After conditioning on the field behind the third-base stands, A-Rod returned to the clubhouse, went to the players' lounge and then to the weight room. He showered and dressed, then left without commenting on his day other than to say, "Talk tomorrow."

Jeter said he maintained his respect for Rodriguez, and he hoped Wednesday would be the last time people questioned him about Rodriguez's admission. Ever since A-Rod joined the Yankees in 2004, Jeter has had to face questions about his friendship with his former rival, which deteriorated after a 2001 Esquire article in which A-Rod made critical remarks.

"I get tired of hearing about things about our relationship," Jeter said. "That's an old story."

Others in baseball were ready to turn the page on the A-Rod saga.

"I was disappointed just like every fan," St. Louis Cardinals slugger Albert Pujols said on Wednesday. "Everybody in the sport was disappointed about what A-Rod did in 2001 to 2003. But you know, don't judge him by what he did, like he said [Tuesday], don't judge him by what he did in the past, just judge him by what is happening right now. When he shows up in spring training, like he did yesterday, see what he's going to do from now on with his life."
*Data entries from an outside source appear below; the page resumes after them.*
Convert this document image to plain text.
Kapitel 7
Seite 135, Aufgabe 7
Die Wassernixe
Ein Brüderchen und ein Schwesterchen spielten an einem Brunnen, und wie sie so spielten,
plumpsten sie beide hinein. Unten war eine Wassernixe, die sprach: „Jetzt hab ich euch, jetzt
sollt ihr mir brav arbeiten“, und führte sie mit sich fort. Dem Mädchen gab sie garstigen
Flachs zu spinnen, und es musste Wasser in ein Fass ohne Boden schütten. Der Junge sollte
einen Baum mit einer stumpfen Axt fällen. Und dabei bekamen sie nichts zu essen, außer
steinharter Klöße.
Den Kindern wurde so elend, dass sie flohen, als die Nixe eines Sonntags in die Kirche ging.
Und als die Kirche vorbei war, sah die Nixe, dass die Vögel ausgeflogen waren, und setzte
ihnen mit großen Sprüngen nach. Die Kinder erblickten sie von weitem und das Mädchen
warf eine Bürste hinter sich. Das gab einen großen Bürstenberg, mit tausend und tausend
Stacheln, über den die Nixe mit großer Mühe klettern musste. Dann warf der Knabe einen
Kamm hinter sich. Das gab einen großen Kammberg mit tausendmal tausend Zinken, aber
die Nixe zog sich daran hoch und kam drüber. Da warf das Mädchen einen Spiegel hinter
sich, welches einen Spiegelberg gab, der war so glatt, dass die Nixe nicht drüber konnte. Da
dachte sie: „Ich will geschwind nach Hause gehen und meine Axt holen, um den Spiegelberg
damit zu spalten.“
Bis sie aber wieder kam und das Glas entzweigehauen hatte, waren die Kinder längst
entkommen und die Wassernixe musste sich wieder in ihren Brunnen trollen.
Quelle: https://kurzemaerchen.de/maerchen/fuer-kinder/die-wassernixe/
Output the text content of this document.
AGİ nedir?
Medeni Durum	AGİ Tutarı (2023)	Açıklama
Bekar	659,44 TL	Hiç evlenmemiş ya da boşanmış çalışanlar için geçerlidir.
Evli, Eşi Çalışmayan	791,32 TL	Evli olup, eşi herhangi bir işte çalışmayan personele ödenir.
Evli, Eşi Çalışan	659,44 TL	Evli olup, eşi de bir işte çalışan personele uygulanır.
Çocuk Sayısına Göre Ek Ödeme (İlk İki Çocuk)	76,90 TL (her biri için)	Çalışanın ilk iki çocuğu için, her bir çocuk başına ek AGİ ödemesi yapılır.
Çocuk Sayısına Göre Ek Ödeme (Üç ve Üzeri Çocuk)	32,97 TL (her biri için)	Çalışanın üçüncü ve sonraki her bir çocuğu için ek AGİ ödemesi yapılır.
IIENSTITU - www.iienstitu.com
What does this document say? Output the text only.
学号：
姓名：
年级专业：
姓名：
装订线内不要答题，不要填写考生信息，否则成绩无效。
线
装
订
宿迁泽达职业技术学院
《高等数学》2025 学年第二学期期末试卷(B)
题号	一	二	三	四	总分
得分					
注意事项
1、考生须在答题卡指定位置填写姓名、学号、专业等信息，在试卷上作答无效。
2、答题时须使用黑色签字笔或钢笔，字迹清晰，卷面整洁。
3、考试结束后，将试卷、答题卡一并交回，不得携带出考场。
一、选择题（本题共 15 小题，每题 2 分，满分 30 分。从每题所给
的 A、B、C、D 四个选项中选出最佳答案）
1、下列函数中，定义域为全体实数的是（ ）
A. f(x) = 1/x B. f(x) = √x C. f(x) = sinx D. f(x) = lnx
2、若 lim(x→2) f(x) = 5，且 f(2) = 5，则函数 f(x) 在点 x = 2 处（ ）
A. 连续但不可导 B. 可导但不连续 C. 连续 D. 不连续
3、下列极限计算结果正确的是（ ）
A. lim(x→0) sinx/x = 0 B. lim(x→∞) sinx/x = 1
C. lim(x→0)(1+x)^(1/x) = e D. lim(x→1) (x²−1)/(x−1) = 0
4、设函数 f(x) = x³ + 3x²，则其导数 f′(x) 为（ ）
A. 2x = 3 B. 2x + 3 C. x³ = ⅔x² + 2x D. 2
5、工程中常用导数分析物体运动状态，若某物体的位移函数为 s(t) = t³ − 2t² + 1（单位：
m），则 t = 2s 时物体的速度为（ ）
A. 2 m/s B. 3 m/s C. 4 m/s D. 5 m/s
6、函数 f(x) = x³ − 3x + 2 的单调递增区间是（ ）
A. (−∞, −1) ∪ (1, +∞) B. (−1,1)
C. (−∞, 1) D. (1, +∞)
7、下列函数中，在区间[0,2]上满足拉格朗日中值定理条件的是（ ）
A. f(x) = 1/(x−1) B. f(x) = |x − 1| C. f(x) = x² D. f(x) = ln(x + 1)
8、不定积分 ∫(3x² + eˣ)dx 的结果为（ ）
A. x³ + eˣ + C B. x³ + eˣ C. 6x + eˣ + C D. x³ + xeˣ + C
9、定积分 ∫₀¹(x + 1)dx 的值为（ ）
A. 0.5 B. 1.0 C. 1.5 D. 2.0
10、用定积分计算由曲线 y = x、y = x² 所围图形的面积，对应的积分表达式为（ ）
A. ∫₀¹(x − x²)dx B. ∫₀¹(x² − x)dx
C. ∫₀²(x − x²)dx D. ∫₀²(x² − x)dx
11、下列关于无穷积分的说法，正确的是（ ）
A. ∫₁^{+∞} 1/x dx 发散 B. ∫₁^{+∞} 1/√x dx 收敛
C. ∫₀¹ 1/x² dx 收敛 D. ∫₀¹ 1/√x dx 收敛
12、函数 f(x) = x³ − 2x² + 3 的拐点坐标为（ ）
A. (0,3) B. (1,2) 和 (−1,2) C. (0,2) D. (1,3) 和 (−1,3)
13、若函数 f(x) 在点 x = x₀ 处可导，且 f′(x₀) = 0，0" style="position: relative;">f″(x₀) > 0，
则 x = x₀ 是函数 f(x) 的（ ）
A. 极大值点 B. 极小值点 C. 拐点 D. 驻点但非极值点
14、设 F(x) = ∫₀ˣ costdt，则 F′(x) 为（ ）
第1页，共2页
Pujols understands the damage that Rodriguez's revelation has caused, however.

"I know a lot of kids are that are hurt right now because A-Rod was one of their heroes," he said. "All you can do is turn the page and just move on."

Former Yankees and current Dodgers manager Joe Torre thinks that A-Rod will be helped to move on by the Yankee family, as evidenced by Jeter's support.

Torre wasn't surprised by the commotion in Tampa, Fla., or that Rodriguez was supported by a large contingent of teammates.

"For New York, it's run-of-the-mill stuff," Torre said Wednesday. "I don't want to make light of it, but as far as distractions and stuff going on in spring training and during the season, it's what happens there on a regular basis.

"I just know how important his baseball is to Alex. I hope he handles it all right. It's all uncharted waters right now. I know one thing, and it's evidenced by how many players and staff were there -- that's what the Yankees are all about. That will help him more than anything else."

But Rodriguez will also stand in a little brighter spotlight.

"Everything is different because it's Alex," Torre said. "I told him a few years ago life is unfair to you in a lot of ways because the expectations are so high. I certainly didn't have this in mind when I was telling him that. But he's a big boy, and he's certainly called attention to himself by the way he's played the game and how much money he makes.

"The rest of the stuff has to go with that."

Matsui, recovering from left knee surgery on Sept. 22, will be limited to DH during spring training, Girardi said. Matsui won't start running until next week. ... Switch-hitting Teixeira will bat third and be followed by Rodriguez, with the left-handed-hitting Matsui a possibility for the No. 5 slot. "You got one of the best players in the history of baseball hitting behind you, I think you're going to get some good pitches to hit," Teixeira said. ... 2B Robinson Cano reiterated that he will play for the Dominican Republic in next month's World Baseball Classic. Melky Cabrera, competing with Brett Gardner to play center, will not play for the DR and RHP Alfredo Aceves will not play for Mexico.

Information from The Associated Press was used in this report.